Education Secretary Nadhim Zahawi was questioned repeatedly in the Commons yesterday by MPs about ventilation in schools and told that children were having to wear coats in class.
He has said there are 24,000 schools in England, and the government has sent out 350,000 CO2 monitors to check ventilation standards, costing £25 million.
He said ventilation is being adequately managed by schools, and only in some cases is additional help needed.
"The feedback from the majority has been that they do not need air purifiers. When we did the modelling, we thought that they would need roughly 8,000, which is what we have. The first ones go out next week.
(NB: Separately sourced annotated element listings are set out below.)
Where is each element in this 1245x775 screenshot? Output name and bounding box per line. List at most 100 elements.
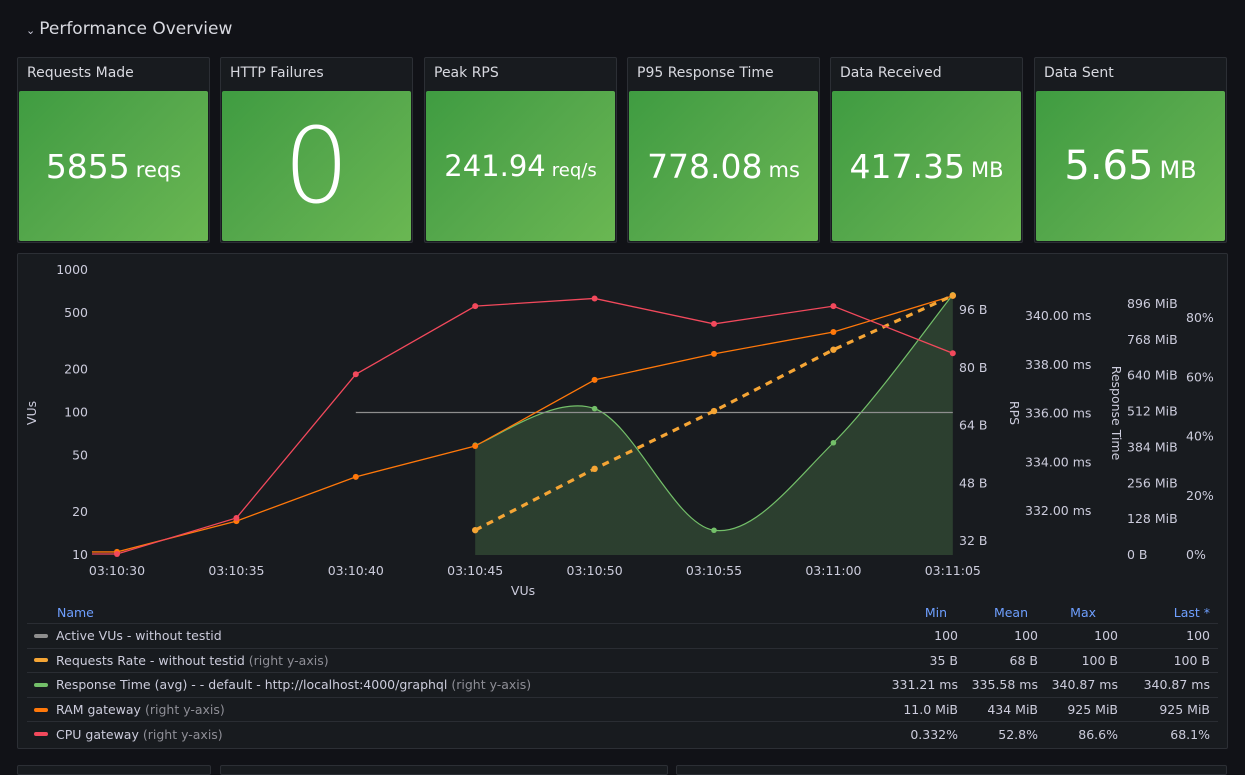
response-axis-tick: 336.00 ms bbox=[1025, 406, 1091, 421]
legend-series-name[interactable]: Requests Rate - without testid (right y-a… bbox=[27, 653, 878, 668]
ram-axis-tick: 128 MiB bbox=[1127, 511, 1178, 526]
ram-axis-tick: 256 MiB bbox=[1127, 475, 1178, 490]
response-time-area bbox=[475, 294, 953, 555]
legend-max: 100 bbox=[1094, 628, 1118, 644]
legend-series-name[interactable]: CPU gateway (right y-axis) bbox=[27, 727, 878, 742]
x-axis-tick: 03:10:55 bbox=[686, 563, 742, 578]
series-label: Response Time (avg) - - default - http:/… bbox=[56, 677, 448, 693]
requests-rate-point bbox=[949, 292, 956, 299]
requests-rate-point bbox=[472, 526, 479, 534]
cpu-axis-tick: 20% bbox=[1186, 488, 1214, 503]
ram-gateway-point bbox=[472, 443, 479, 450]
cpu-axis: 80% 60% 40% 20% 0% bbox=[1186, 310, 1214, 562]
response-axis-tick: 340.00 ms bbox=[1025, 308, 1091, 323]
legend-last: 100 bbox=[1186, 628, 1210, 644]
ram-axis-tick: 768 MiB bbox=[1127, 332, 1178, 347]
panel-stub bbox=[676, 765, 1227, 775]
x-axis-tick: 03:10:50 bbox=[567, 563, 623, 578]
legend-min: 331.21 ms bbox=[891, 677, 958, 693]
x-axis-tick: 03:10:35 bbox=[208, 563, 264, 578]
series-label: RAM gateway bbox=[56, 702, 141, 718]
axis-note: (right y-axis) bbox=[142, 726, 223, 742]
legend-table: Name Min Mean Max Last * Active VUs - wi… bbox=[27, 601, 1218, 752]
response-time-point bbox=[591, 405, 598, 412]
legend-header-min[interactable]: Min bbox=[878, 605, 958, 620]
timeseries-chart[interactable]: 1000500200100502010 03:10:30 03:10:35 03:1… bbox=[0, 0, 1245, 600]
requests-rate-point bbox=[591, 465, 598, 473]
x-axis-tick: 03:10:30 bbox=[89, 563, 145, 578]
legend-max: 925 MiB bbox=[1067, 702, 1118, 718]
series-color-swatch[interactable] bbox=[34, 732, 48, 737]
left-axis-tick: 200 bbox=[64, 362, 88, 377]
legend-row[interactable]: RAM gateway (right y-axis) 11.0 MiB 434 MiB… bbox=[27, 696, 1218, 722]
ram-axis-tick: 512 MiB bbox=[1127, 404, 1178, 419]
series-label: Active VUs - without testid bbox=[56, 628, 222, 644]
x-axis: 03:10:30 03:10:35 03:10:40 03:10:45 03:10:50… bbox=[89, 563, 981, 578]
legend-header-max[interactable]: Max bbox=[1038, 605, 1118, 620]
legend-series-name[interactable]: Active VUs - without testid bbox=[27, 628, 878, 643]
rps-axis-tick: 32 B bbox=[959, 533, 987, 548]
x-axis-tick: 03:11:05 bbox=[925, 563, 981, 578]
legend-series-name[interactable]: Response Time (avg) - - default - http:/… bbox=[27, 677, 878, 692]
x-axis-tick: 03:10:45 bbox=[447, 563, 503, 578]
rps-axis-tick: 80 B bbox=[959, 360, 987, 375]
cpu-axis-tick: 60% bbox=[1186, 369, 1214, 384]
legend-header-last[interactable]: Last * bbox=[1118, 605, 1218, 620]
cpu-gateway-point bbox=[114, 551, 120, 558]
cpu-gateway-point bbox=[591, 295, 598, 302]
cpu-axis-tick: 0% bbox=[1186, 547, 1206, 562]
requests-rate-point bbox=[830, 346, 837, 353]
legend-min: 0.332% bbox=[910, 726, 958, 742]
response-time-axis: 340.00 ms 338.00 ms 336.00 ms 334.00 ms 332.… bbox=[1025, 308, 1091, 518]
axis-note: (right y-axis) bbox=[248, 652, 329, 668]
ram-gateway-point bbox=[352, 473, 359, 480]
cpu-axis-tick: 40% bbox=[1186, 429, 1214, 444]
ram-axis-tick: 896 MiB bbox=[1127, 296, 1178, 311]
response-time-point bbox=[711, 527, 717, 534]
rps-axis-label: RPS bbox=[1007, 401, 1022, 425]
left-axis-tick: 50 bbox=[72, 447, 88, 462]
legend-row[interactable]: CPU gateway (right y-axis) 0.332% 52.8% 86.6… bbox=[27, 721, 1218, 746]
series-label: CPU gateway bbox=[56, 726, 139, 742]
cpu-gateway-point bbox=[233, 514, 240, 521]
legend-mean: 52.8% bbox=[998, 726, 1038, 742]
ram-gateway-point bbox=[830, 329, 837, 336]
response-axis-label: Response Time bbox=[1109, 366, 1124, 461]
cpu-axis-tick: 80% bbox=[1186, 310, 1214, 325]
rps-axis-tick: 64 B bbox=[959, 418, 987, 433]
x-axis-tick: 03:10:40 bbox=[328, 563, 384, 578]
series-color-swatch[interactable] bbox=[34, 658, 48, 663]
legend-last: 100 B bbox=[1173, 652, 1210, 668]
legend-row[interactable]: Active VUs - without testid 100 100 100 100 bbox=[27, 623, 1218, 648]
series-color-swatch[interactable] bbox=[34, 633, 48, 638]
left-axis-tick: 100 bbox=[64, 405, 88, 420]
left-axis-tick: 10 bbox=[72, 547, 88, 562]
series-color-swatch[interactable] bbox=[34, 682, 48, 687]
x-axis-tick: 03:11:00 bbox=[805, 563, 861, 578]
series-color-swatch[interactable] bbox=[34, 707, 48, 712]
left-axis-tick: 500 bbox=[64, 305, 88, 320]
rps-axis-tick: 96 B bbox=[959, 302, 987, 317]
legend-header: Name Min Mean Max Last * bbox=[27, 601, 1218, 623]
legend-header-mean[interactable]: Mean bbox=[958, 605, 1038, 620]
legend-mean: 100 bbox=[1014, 628, 1038, 644]
legend-header-name[interactable]: Name bbox=[27, 605, 878, 620]
cpu-gateway-point bbox=[830, 303, 837, 310]
left-axis-tick: 1000 bbox=[56, 262, 88, 277]
legend-mean: 335.58 ms bbox=[971, 677, 1038, 693]
legend-last: 925 MiB bbox=[1159, 702, 1210, 718]
response-axis-tick: 334.00 ms bbox=[1025, 454, 1091, 469]
ram-axis-tick: 0 B bbox=[1127, 547, 1148, 562]
cpu-gateway-point bbox=[949, 350, 956, 357]
response-axis-tick: 338.00 ms bbox=[1025, 357, 1091, 372]
response-axis-tick: 332.00 ms bbox=[1025, 503, 1091, 518]
legend-min: 35 B bbox=[929, 652, 958, 668]
legend-last: 68.1% bbox=[1170, 726, 1210, 742]
ram-axis-tick: 640 MiB bbox=[1127, 368, 1178, 383]
series-layer bbox=[92, 291, 956, 558]
left-y-axis: 1000 500 200 100 50 20 10 bbox=[56, 262, 88, 562]
legend-row[interactable]: Requests Rate - without testid (right y-a… bbox=[27, 647, 1218, 673]
legend-series-name[interactable]: RAM gateway (right y-axis) bbox=[27, 702, 878, 717]
series-label: Requests Rate - without testid bbox=[56, 652, 245, 668]
legend-row[interactable]: Response Time (avg) - - default - http:/… bbox=[27, 672, 1218, 697]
That is the right, proportionate and cost-effective way to deal with it," he told the Commons on January 5.
A Department for Education spokesperson said: “Air cleaning units are not needed in the vast majority of classrooms – only where there is poor ventilation that cannot be easily improved. Based on feedback from schools that there are only a small number of cases where good ventilation is not possible, we are supplying up to 8,000 air cleaning units from next week."
Over 350,000 carbon dioxide monitors were also delivered to schools, according to the DfE, who added that feedback has shown teachers found them to be helpful in managing ventlation.